Analogue pin problem.

I am having trouble with the following circuit.

Q1, Q2 and Q3 have their emitters connected to analogue pins 0, 1 and 2 on my arduino and I am monitoring the voltage levels.

Imagine that S1 and S2 are keys on an electronic keyboard. What I am trying to do is to ultimately map 24 keys (or what ever) to 24 unique combinations of HIGHs and LOWs on the 6 analogue pins.

What I was expecting to happen was that, when I close S1, analogue pins 0 and 2 would go HIGH but analogue pin 1 would remain LOW.

But it is not working as I envisaged.

I soon discovered that the voltage level of floating analogue pins oscillate fairly unpredictably around roughly 2V.

And when I do close S1, all 3 analogue pins go to HIGH (4V or there abouts).

Any suggestions on how I can get this to work as expected.

why not making a multiple voltage divider and let the keys connect all to 1 analogIn?
0V --[r1] –[r2]-–[r3] -* … *-[r24]–5V
keys are connected to * on one side and to the analog in on the other…

get the idea?

why not making a multiple voltage divider and let the keys connect all to 1 analogIn?
0V --[r1] --[r2]---[r3] -* ... *-[r24]--5V
keys are connected to * on one side and to the analog in on the other...

get the idea?

Yeah that did occur to me but then I would be limited to 6 keys for the six analogue pins.

The way I have devised allows me up to 64 keys - 2 x 2 x 2 x 2 x 2 x2.

Or if I adjust the circuitry accordingly for the digital pins then it could allow me many more keys.

Actually I figured out what was wrong with my circuit anyway. I need a high value resistor, e.g. 100k, from each arduino analogue pin to GND to tie the analogue pins down to a known reference value for when the transistor switches on and its emitter goes HIGH.

And I need diodes on both the leads leaving S1 to the transistor bases and diodes on both leads leaving S2 to the transistor bases. I suspect 1N4007 is not ideal due to voltage drops etc, but that is what I have used on my bread board. 1N5819 would probably be a better choice or a signal diode.

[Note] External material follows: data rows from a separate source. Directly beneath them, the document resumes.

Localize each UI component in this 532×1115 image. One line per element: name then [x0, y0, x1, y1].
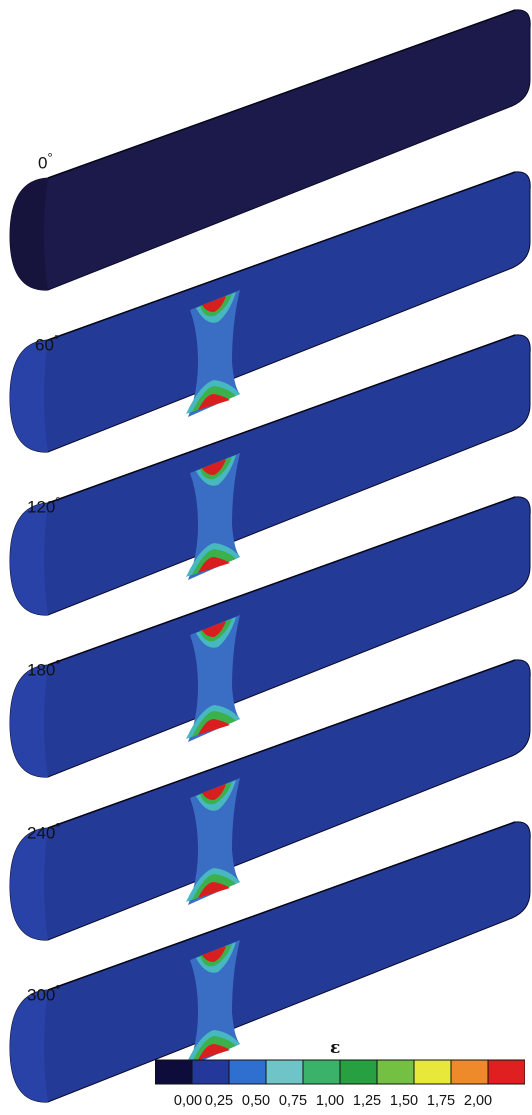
rod-4 — [9, 659, 531, 941]
strain-band — [186, 615, 240, 742]
angle-label-120: 120° — [27, 494, 61, 518]
legend-symbol: ε — [330, 1038, 341, 1058]
colorbar-tick-label: 1,25 — [352, 1093, 382, 1109]
band-top-red — [202, 296, 226, 312]
rod-edge — [47, 334, 516, 504]
rod-3 — [9, 496, 531, 778]
degree-symbol: ° — [55, 657, 61, 672]
rod-edge — [47, 496, 516, 666]
colorbar-tick-label: 0,50 — [241, 1093, 271, 1109]
strain-band — [186, 290, 240, 417]
colorbar-tick-label: 0,00 — [173, 1093, 203, 1109]
band-bottom-red — [198, 394, 230, 410]
degree-symbol: ° — [53, 332, 60, 347]
rod-end-cap — [10, 503, 48, 616]
band-bottom-red — [198, 719, 230, 735]
angle-value: 240 — [27, 823, 56, 843]
angle-value: 0 — [38, 153, 48, 173]
colorbar-tick-label: 1,75 — [426, 1093, 456, 1109]
rod-end-cap — [10, 990, 48, 1103]
angle-label-60: 60° — [35, 332, 59, 356]
band-top-red — [202, 946, 226, 962]
band-top-red — [202, 459, 226, 475]
colorbar-swatch — [191, 1059, 230, 1085]
colorbar — [155, 1059, 525, 1085]
colorbar-swatch — [302, 1059, 341, 1085]
strain-band — [186, 778, 240, 905]
degree-symbol: ° — [55, 820, 61, 835]
rod-edge — [47, 9, 516, 179]
colorbar-swatch — [339, 1059, 378, 1085]
rod-end-cap — [10, 665, 48, 778]
colorbar-swatch — [450, 1059, 489, 1085]
rod-end-cap — [10, 340, 48, 453]
angle-label-0: 0° — [38, 150, 53, 174]
colorbar-tick-label: 0,25 — [204, 1093, 234, 1109]
band-bottom-red — [198, 882, 230, 898]
strain-band — [186, 940, 240, 1067]
rod-end-cap — [10, 828, 48, 941]
rod-edge — [47, 821, 516, 991]
rod-0 — [9, 9, 531, 291]
colorbar-swatch — [228, 1059, 267, 1085]
rod-2 — [9, 334, 531, 616]
angle-value: 60 — [35, 335, 54, 355]
band-bottom-red — [198, 1044, 230, 1060]
colorbar-tick-label: 1,50 — [389, 1093, 419, 1109]
angle-value: 300 — [27, 985, 56, 1005]
band-top-red — [202, 621, 226, 637]
degree-symbol: ° — [55, 982, 61, 997]
degree-symbol: ° — [47, 150, 53, 165]
rod-edge — [47, 659, 516, 829]
colorbar-tick-label: 2,00 — [463, 1093, 493, 1109]
colorbar-swatch — [265, 1059, 304, 1085]
colorbar-swatch — [155, 1059, 193, 1085]
angle-label-240: 240° — [27, 820, 61, 844]
rod-edge — [47, 171, 516, 341]
degree-symbol: ° — [55, 494, 61, 509]
rod-end-cap — [10, 178, 48, 291]
rod-1 — [9, 171, 531, 453]
angle-label-300: 300° — [27, 982, 61, 1006]
colorbar-tick-label: 1,00 — [315, 1093, 345, 1109]
colorbar-swatch — [487, 1059, 525, 1085]
strain-band — [186, 453, 240, 580]
colorbar-swatch — [413, 1059, 452, 1085]
rod-5 — [9, 821, 531, 1103]
band-bottom-red — [198, 557, 230, 573]
colorbar-swatch — [376, 1059, 415, 1085]
band-top-red — [202, 784, 226, 800]
angle-label-180: 180° — [27, 657, 61, 681]
colorbar-tick-label: 0,75 — [278, 1093, 308, 1109]
angle-value: 120 — [27, 497, 56, 517]
angle-value: 180 — [27, 660, 56, 680]
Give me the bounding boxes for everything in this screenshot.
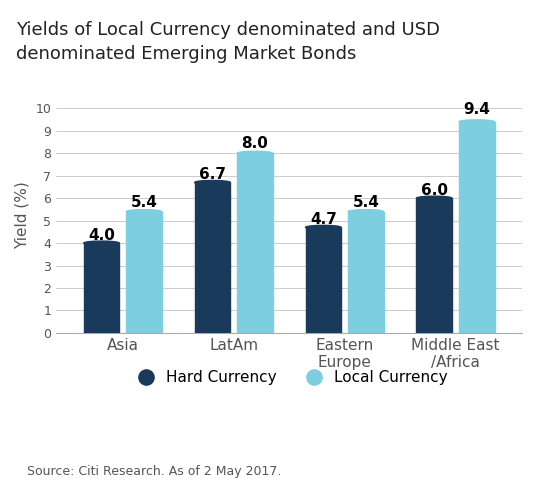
Bar xyxy=(195,183,230,333)
Ellipse shape xyxy=(84,241,119,245)
Text: 4.0: 4.0 xyxy=(88,227,115,242)
Ellipse shape xyxy=(195,181,230,185)
Text: Yields of Local Currency denominated and USD
denominated Emerging Market Bonds: Yields of Local Currency denominated and… xyxy=(16,21,440,63)
Y-axis label: Yield (%): Yield (%) xyxy=(15,181,30,249)
Ellipse shape xyxy=(348,210,383,213)
Text: 6.7: 6.7 xyxy=(199,167,226,182)
Bar xyxy=(459,122,495,333)
Text: 5.4: 5.4 xyxy=(352,195,379,210)
Bar xyxy=(237,153,273,333)
Ellipse shape xyxy=(306,226,341,229)
Ellipse shape xyxy=(459,120,495,124)
Bar xyxy=(348,212,383,333)
Text: 9.4: 9.4 xyxy=(463,102,490,117)
Bar xyxy=(126,212,162,333)
Text: 4.7: 4.7 xyxy=(310,212,337,227)
Ellipse shape xyxy=(237,151,273,155)
Text: 5.4: 5.4 xyxy=(130,195,157,210)
Ellipse shape xyxy=(416,196,452,200)
Legend: Hard Currency, Local Currency: Hard Currency, Local Currency xyxy=(124,364,454,391)
Text: 6.0: 6.0 xyxy=(420,183,448,198)
Text: 8.0: 8.0 xyxy=(242,136,268,151)
Text: Source: Citi Research. As of 2 May 2017.: Source: Citi Research. As of 2 May 2017. xyxy=(27,465,281,478)
Ellipse shape xyxy=(126,210,162,213)
Bar xyxy=(416,198,452,333)
Bar xyxy=(84,243,119,333)
Bar xyxy=(306,227,341,333)
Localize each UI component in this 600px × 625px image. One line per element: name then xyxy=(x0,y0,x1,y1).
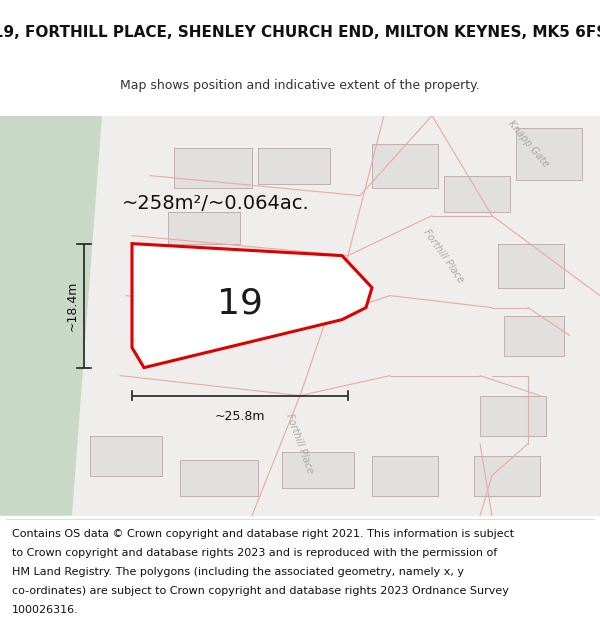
Text: 100026316.: 100026316. xyxy=(12,605,79,615)
Text: ~258m²/~0.064ac.: ~258m²/~0.064ac. xyxy=(122,194,310,213)
Polygon shape xyxy=(174,148,252,188)
Polygon shape xyxy=(0,116,600,516)
Text: Forthill Place: Forthill Place xyxy=(422,227,466,284)
Text: HM Land Registry. The polygons (including the associated geometry, namely x, y: HM Land Registry. The polygons (includin… xyxy=(12,567,464,577)
Polygon shape xyxy=(480,396,546,436)
Polygon shape xyxy=(168,212,240,244)
Polygon shape xyxy=(474,456,540,496)
Text: Forthill Place: Forthill Place xyxy=(284,412,316,475)
Polygon shape xyxy=(504,316,564,356)
Polygon shape xyxy=(372,456,438,496)
Text: co-ordinates) are subject to Crown copyright and database rights 2023 Ordnance S: co-ordinates) are subject to Crown copyr… xyxy=(12,586,509,596)
Text: 19: 19 xyxy=(217,287,263,321)
Polygon shape xyxy=(0,116,102,516)
Polygon shape xyxy=(258,148,330,184)
Polygon shape xyxy=(498,244,564,288)
Polygon shape xyxy=(372,144,438,188)
Text: 19, FORTHILL PLACE, SHENLEY CHURCH END, MILTON KEYNES, MK5 6FS: 19, FORTHILL PLACE, SHENLEY CHURCH END, … xyxy=(0,25,600,40)
Text: to Crown copyright and database rights 2023 and is reproduced with the permissio: to Crown copyright and database rights 2… xyxy=(12,548,497,558)
Polygon shape xyxy=(132,244,372,368)
Polygon shape xyxy=(516,127,582,179)
Text: Knapp Gate: Knapp Gate xyxy=(506,118,550,169)
Text: Contains OS data © Crown copyright and database right 2021. This information is : Contains OS data © Crown copyright and d… xyxy=(12,529,514,539)
Polygon shape xyxy=(282,452,354,488)
Text: ~25.8m: ~25.8m xyxy=(215,409,265,422)
Polygon shape xyxy=(90,436,162,476)
Polygon shape xyxy=(180,459,258,496)
Text: ~18.4m: ~18.4m xyxy=(65,281,79,331)
Polygon shape xyxy=(444,176,510,212)
Text: Map shows position and indicative extent of the property.: Map shows position and indicative extent… xyxy=(120,79,480,92)
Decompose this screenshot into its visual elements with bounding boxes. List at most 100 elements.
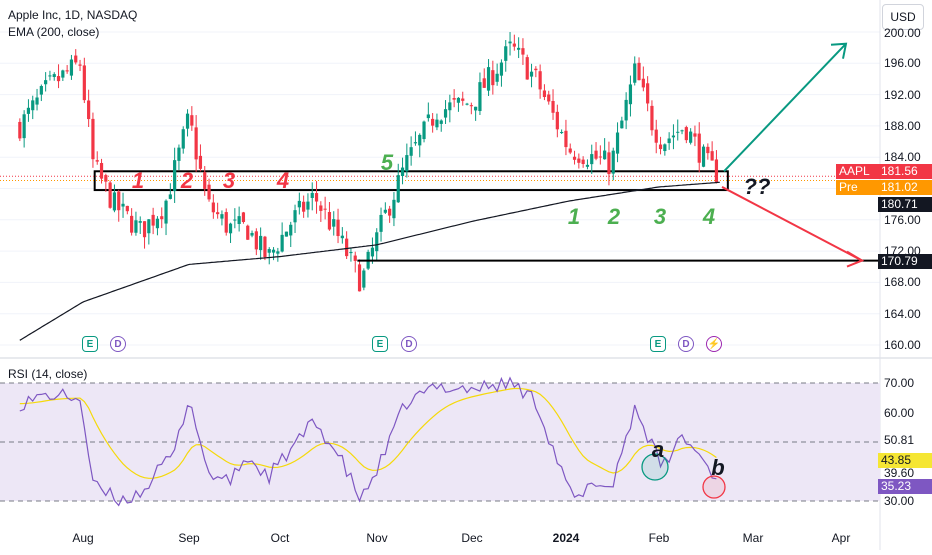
- candle-body: [314, 193, 319, 202]
- candle-body: [65, 70, 69, 72]
- candle-body: [31, 100, 35, 111]
- candle-body: [710, 151, 714, 161]
- candle-body: [241, 212, 246, 223]
- candle-body: [628, 84, 633, 105]
- candle-body: [456, 97, 461, 103]
- candle-body: [409, 147, 413, 156]
- candle-body: [147, 219, 151, 234]
- price-axis-tick: 160.00: [884, 338, 921, 352]
- candle-body: [650, 105, 654, 131]
- candle-body: [560, 132, 564, 134]
- candle-body: [465, 103, 469, 105]
- candle-body: [203, 172, 207, 189]
- candle-body: [388, 208, 392, 216]
- candle-body: [641, 78, 645, 88]
- candle-body: [529, 71, 534, 77]
- candle-body: [534, 68, 538, 71]
- candle-body: [190, 115, 194, 126]
- candle-body: [177, 147, 181, 161]
- price-tag-value-last: 181.56: [878, 164, 932, 180]
- candle-body: [547, 94, 551, 102]
- rsi-axis-tick: 50.81: [884, 432, 915, 447]
- price-axis-tick: 164.00: [884, 306, 921, 321]
- candle-body: [216, 212, 220, 215]
- x-axis-tick: Dec: [461, 531, 483, 545]
- event-badge-e[interactable]: E: [650, 336, 666, 352]
- touch-label-green-4: 4: [702, 203, 716, 229]
- candle-body: [271, 249, 276, 253]
- price-axis-tick: 188.00: [884, 118, 921, 133]
- price-axis-tick: 168.00: [884, 275, 921, 290]
- candle-body: [104, 175, 108, 182]
- candle-body: [637, 62, 641, 81]
- candle-body: [310, 192, 314, 198]
- candle-body: [538, 71, 542, 90]
- candle-body: [151, 214, 155, 226]
- x-axis-tick: Sep: [178, 531, 200, 545]
- candle-body: [413, 142, 418, 144]
- candle-body: [44, 80, 48, 85]
- candle-body: [706, 146, 710, 154]
- rsi-tag-signal: 43.85: [878, 453, 932, 469]
- candle-body: [680, 130, 684, 132]
- currency-button[interactable]: USD: [882, 4, 924, 30]
- candle-body: [207, 184, 211, 200]
- candle-body: [181, 129, 185, 149]
- x-axis-tick: Oct: [270, 531, 290, 545]
- candle-body: [112, 192, 117, 211]
- candle-body: [362, 270, 366, 288]
- price-axis-tick: 200.00: [884, 26, 921, 40]
- touch-label-green-2: 2: [607, 203, 621, 229]
- candle-body: [431, 118, 435, 126]
- rsi-circle-b: [702, 475, 726, 499]
- event-badge-d[interactable]: D: [678, 336, 694, 352]
- candle-body: [160, 216, 164, 220]
- candle-body: [22, 114, 26, 139]
- rsi-axis-tick: 60.00: [884, 405, 915, 420]
- candle-body: [224, 212, 228, 233]
- candle-body: [134, 220, 138, 233]
- candle-body: [676, 131, 680, 133]
- event-badge-d[interactable]: D: [401, 336, 417, 352]
- candle-body: [525, 57, 529, 80]
- touch-label-red-2: 2: [180, 167, 194, 193]
- candle-body: [74, 55, 78, 63]
- price-tag-value-support: 170.79: [878, 253, 932, 269]
- candle-body: [701, 146, 706, 167]
- candle-body: [439, 120, 443, 124]
- candle-body: [185, 113, 190, 129]
- candle-body: [521, 48, 525, 55]
- candle-body: [443, 109, 448, 118]
- candle-body: [478, 82, 482, 112]
- price-tag-value-pre: 181.02: [878, 180, 932, 196]
- candle-body: [383, 209, 387, 213]
- candle-body: [555, 111, 559, 130]
- event-badge-e[interactable]: E: [372, 336, 388, 352]
- event-badge-d[interactable]: D: [110, 336, 126, 352]
- candle-body: [39, 86, 43, 95]
- candle-body: [689, 131, 693, 143]
- symbol-legend: Apple Inc, 1D, NASDAQ: [8, 8, 138, 22]
- candle-body: [142, 221, 147, 238]
- price-axis-tick: 176.00: [884, 212, 921, 227]
- event-badge-s[interactable]: ⚡: [706, 336, 722, 352]
- candle-body: [99, 163, 104, 179]
- rsi-tag-rsi: 35.23: [878, 478, 932, 494]
- ema200-line: [19, 181, 720, 341]
- rsi-line: [19, 376, 717, 507]
- candle-body: [667, 138, 671, 144]
- candle-body: [486, 67, 491, 91]
- question-label: ??: [743, 173, 771, 199]
- candle-body: [246, 225, 250, 240]
- candle-body: [130, 215, 134, 233]
- touch-label-green-3: 3: [653, 203, 667, 229]
- event-badge-e[interactable]: E: [82, 336, 98, 352]
- candle-body: [198, 155, 203, 169]
- candle-body: [426, 114, 430, 119]
- candle-body: [327, 211, 332, 230]
- candle-body: [435, 119, 439, 128]
- projection-down-arrow: [721, 186, 863, 262]
- candle-body: [61, 70, 65, 78]
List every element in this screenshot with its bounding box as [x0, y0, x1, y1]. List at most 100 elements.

If I do that then the serial output from the arduino behaves exactly as I expect. Unconnected analogue pins are well below 1V and connected analogue inputs are from 2-5V.

I meant something like this:

Why are you using analogue input?
Analogue readings will always be full of noice and other grounds for fail readings.
If you are only using switches, then there are no reason to read it as analogue input (?)

There are a way for reading as many switches you want for the cost of only the switches. No need for resistors, transistors or capasitors.
The technology is called a "Matrix". It is used in all keyboards, keypads and even remote contollers.

For some reason, I'm not alowed to upload pictures in this forum, so I'm just linking to a microcontroller sellers chematics of a product...

I want you do dedicate 4 pins of your controller to be output. Call them ROW1-4.
Dedicate 4 pins of your controller to be input. Call then COL1-4
In a loop:
I want you to set pin "ROW1" to 5volt, and read all the digital signals of COL1, COL2, COL3 and COL4.

  • If any keys on that row is pressed, the corresponding COL? vill be read as 5volt (or a logical 1).
    Then I want you to set ROW1 to 0volt and set ROW2 to 5volt. Then repeat the COL-polling.
    When the "ROW4" has been dealt with, take a short break, and restart with the "ROW1" :wink:

This is of cause not limited to 4x4 keypads. If you add one more "ROW", you will get 4 more switches.
... You get the picture ...
For 24 switches, you will need 5 ROWs and 5COLs. That will add up to 25 possible switches.